Anticancer Potential of Diruthenium Complexes with Bridging Hydrocarbyl Ligands from Bioactive Alkynols

[Image: see text] Diruthenacyclopentenone complexes of the general composition [Ru(2)Cp(2)(CO)(2){μ–η(1):η(3)-CH=C(C(OH)(R))C(=O)}] (2a–c; Cp = η(5)-C(5)H(5)) were synthesized in 94–96% yields from the reactions of [Ru(2)Cp(2)(CO)(2){μ–η(1):η(3)-C(Ph)=C(Ph)C(=O)}] (1) with 1-ethynylcyclopentanol, 17α-ethynylestradiol, and 17-ethynyltestosterone, respectively, in toluene at reflux. Protonation of 2a–c by HBF(4) afforded the corresponding allenyl derivatives [Ru(2)Cp(2)(CO)(3){μ–η(1):η(2)-CH=C=R}]BF(4) (3a–c) in 85–93% yields.
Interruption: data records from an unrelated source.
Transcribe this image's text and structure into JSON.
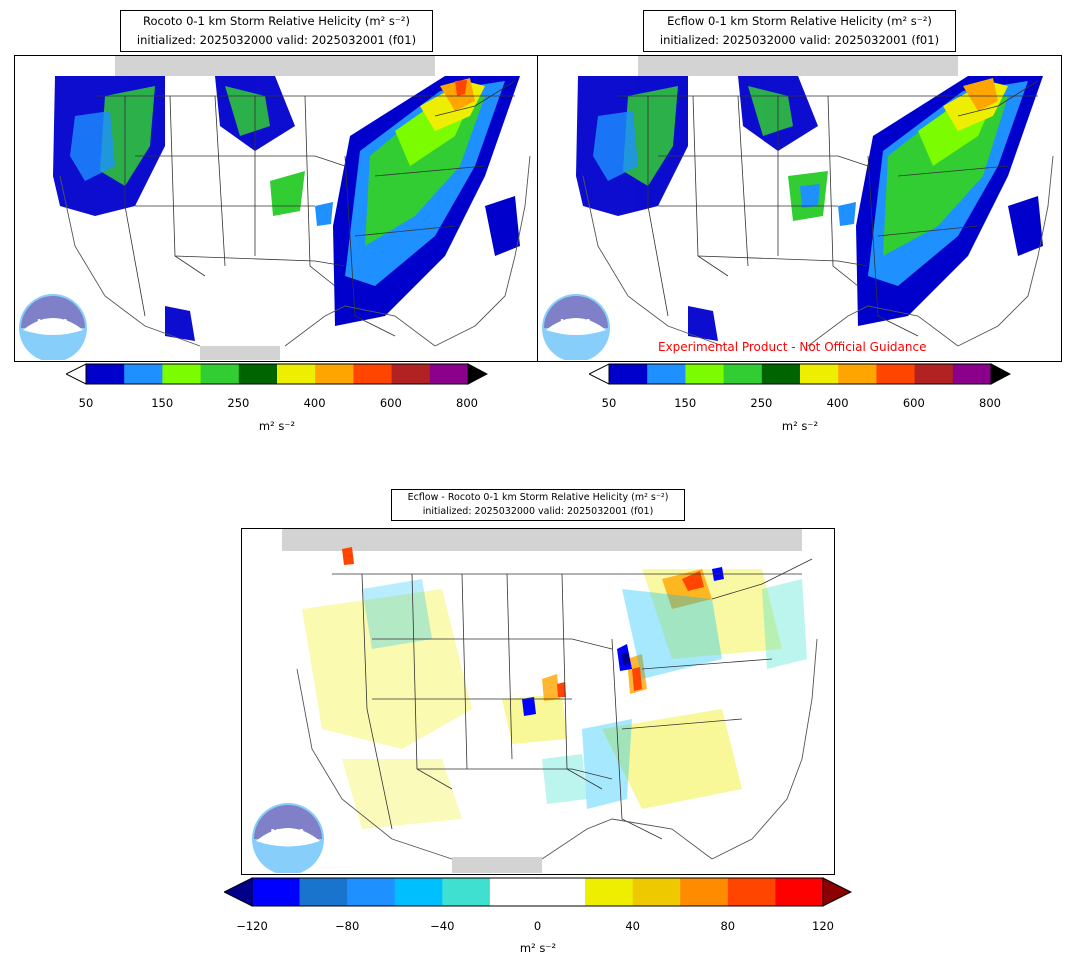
{
  "panels": [
    {
      "id": "rocoto",
      "title_line1": "Rocoto 0-1 km Storm Relative Helicity (m² s⁻²)",
      "title_line2": "initialized: 2025032000 valid: 2025032001 (f01)"
    },
    {
      "id": "ecflow",
      "title_line1": "Ecflow 0-1 km Storm Relative Helicity (m² s⁻²)",
      "title_line2": "initialized: 2025032000 valid: 2025032001 (f01)"
    },
    {
      "id": "diff",
      "title_line1": "Ecflow - Rocoto 0-1 km Storm Relative Helicity (m² s⁻²)",
      "title_line2": "initialized: 2025032000 valid: 2025032001 (f01)"
    }
  ],
  "watermark": "Experimental Product - Not Official Guidance",
  "logo_text": "NOAA",
  "colorbars": {
    "helicity": {
      "ticks": [
        "50",
        "150",
        "250",
        "400",
        "600",
        "800"
      ],
      "unit": "m² s⁻²",
      "colors": [
        "#0000cd",
        "#1e90ff",
        "#7cfc00",
        "#32cd32",
        "#006400",
        "#eeee00",
        "#ffa500",
        "#ff4500",
        "#b22222",
        "#8b008b"
      ]
    },
    "difference": {
      "ticks": [
        "−120",
        "−80",
        "−40",
        "0",
        "40",
        "80",
        "120"
      ],
      "unit": "m² s⁻²",
      "colors": [
        "#0000ff",
        "#1874cd",
        "#1e90ff",
        "#00bfff",
        "#40e0d0",
        "#ffffff",
        "#ffffff",
        "#eeee00",
        "#eec900",
        "#ff8c00",
        "#ff4500",
        "#ff0000"
      ],
      "under_color": "#00008b",
      "over_color": "#8b0000"
    }
  }
}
All products were thoroughly characterized by elemental analysis, mass spectrometry, and IR, UV–vis, and nuclear magnetic resonance spectroscopy. Additionally, 2a and 3a were investigated by cyclic voltammetry, and the single-crystal diffraction method was employed to establish the X-ray structures of 2b and 3a. The cytotoxicity in vitro of 2b and 3a–c was evaluated against nine human cancer cell lines (A2780, A2780R, MCF-7, HOS, A549, PANC-1, Caco-2, PC-3, and HeLa), while the selectivity was assessed on normal human lung fibroblast (MRC-5). Overall, complexes exert stronger cytotoxicity than cisplatin, and 3b (comprising 17α-estradiol derived ligand) emerged as the best-performing complex. Inductively coupled plasma mass spectrometry cellular uptake studies in A2780 cells revealed a higher level of internalization for 3b and 3c compared to 2b, 3a, and the reference compound RAPTA-C. Experiments conducted on A2780 cells demonstrated a noteworthy impact of 3a and 3b on the cell cycle, leading to the majority of the cells being arrested in the G0/G1 phase. Moreover, 3a moderately induced apoptosis and oxidative stress, while 3b triggered autophagy and mitochondrial membrane potential depletion.